Thanks again, rgrunner
 
rgrunner,
In our global economy, we need to be concerned with materials purchases (how we specify and how we appraise suppliers)to assure receiving correct materials.

Did you order your materials by ASTM (or other)specification and grade or by grade, product form and dimension alone? You may have received cold drawn 304 tube, which would be magnetic if not subsequently solution treated; or you may not have. Magntetic properties could also be obtained if the manufacturer lowered the nickel content too much (high nickel prices = potential to cheat). The steel could also simply have been mixed, certainly not uncommon.

Chemical analysis will readily confirm whether the material is 304. Microstructural analysis can reveal cold work or sensitization. We have the methods to assure receipt of correct materials; if only we would use them.



 
Stainless steel can be slightly magnetic, especially if it is work hardened. Tubing would be work hardened during manufacture. So some degree of magnetisim is normal.

We recently had a far east supplier "forgetting" to put the full amount of chrome and nickel into our stainless. Reason is the cost of these materials rose so quickly so they thought they could save some money by not adding them. We caught them because material quality is critical to us so we check with an analyzer.

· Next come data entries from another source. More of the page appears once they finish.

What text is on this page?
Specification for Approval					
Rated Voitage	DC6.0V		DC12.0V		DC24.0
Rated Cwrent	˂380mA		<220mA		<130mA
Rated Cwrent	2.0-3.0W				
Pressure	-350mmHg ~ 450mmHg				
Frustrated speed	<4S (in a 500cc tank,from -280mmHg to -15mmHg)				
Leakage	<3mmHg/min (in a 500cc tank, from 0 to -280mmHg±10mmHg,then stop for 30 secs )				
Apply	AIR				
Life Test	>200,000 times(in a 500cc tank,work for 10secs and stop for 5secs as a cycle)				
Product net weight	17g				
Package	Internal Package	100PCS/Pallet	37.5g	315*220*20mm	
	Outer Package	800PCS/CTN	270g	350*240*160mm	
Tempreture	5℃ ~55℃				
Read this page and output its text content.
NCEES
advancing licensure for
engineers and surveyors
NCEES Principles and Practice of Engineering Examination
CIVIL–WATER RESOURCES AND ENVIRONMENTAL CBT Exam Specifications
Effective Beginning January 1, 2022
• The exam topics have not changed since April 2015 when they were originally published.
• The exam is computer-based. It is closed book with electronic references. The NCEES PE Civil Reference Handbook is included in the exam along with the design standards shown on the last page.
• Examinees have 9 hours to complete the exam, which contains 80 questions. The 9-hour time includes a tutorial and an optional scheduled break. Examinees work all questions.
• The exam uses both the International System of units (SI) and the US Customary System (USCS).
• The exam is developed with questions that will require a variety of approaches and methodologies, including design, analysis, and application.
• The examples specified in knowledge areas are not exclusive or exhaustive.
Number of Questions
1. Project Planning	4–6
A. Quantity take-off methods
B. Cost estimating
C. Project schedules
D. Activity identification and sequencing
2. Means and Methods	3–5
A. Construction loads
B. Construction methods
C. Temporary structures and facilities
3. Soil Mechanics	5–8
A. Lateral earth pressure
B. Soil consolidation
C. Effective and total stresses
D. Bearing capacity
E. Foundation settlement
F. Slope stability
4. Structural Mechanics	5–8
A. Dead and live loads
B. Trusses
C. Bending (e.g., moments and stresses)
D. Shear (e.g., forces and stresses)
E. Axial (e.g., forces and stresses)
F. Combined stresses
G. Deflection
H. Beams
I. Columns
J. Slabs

Do not trust material certs. Consider their source. If the material is critical to you, purchase an analyzer and do period checks yourself. An alternative is to send samples to an outside lab. that specializes in material analysis.

bcd
 
If you are purchasing any metal products from China, you need to have an independent chemical analysis, mechanical testing and microstructural evaluation. Even when they supply documentation it is usually not correct. They will tell you whatever you want to hear, even if it is wrong.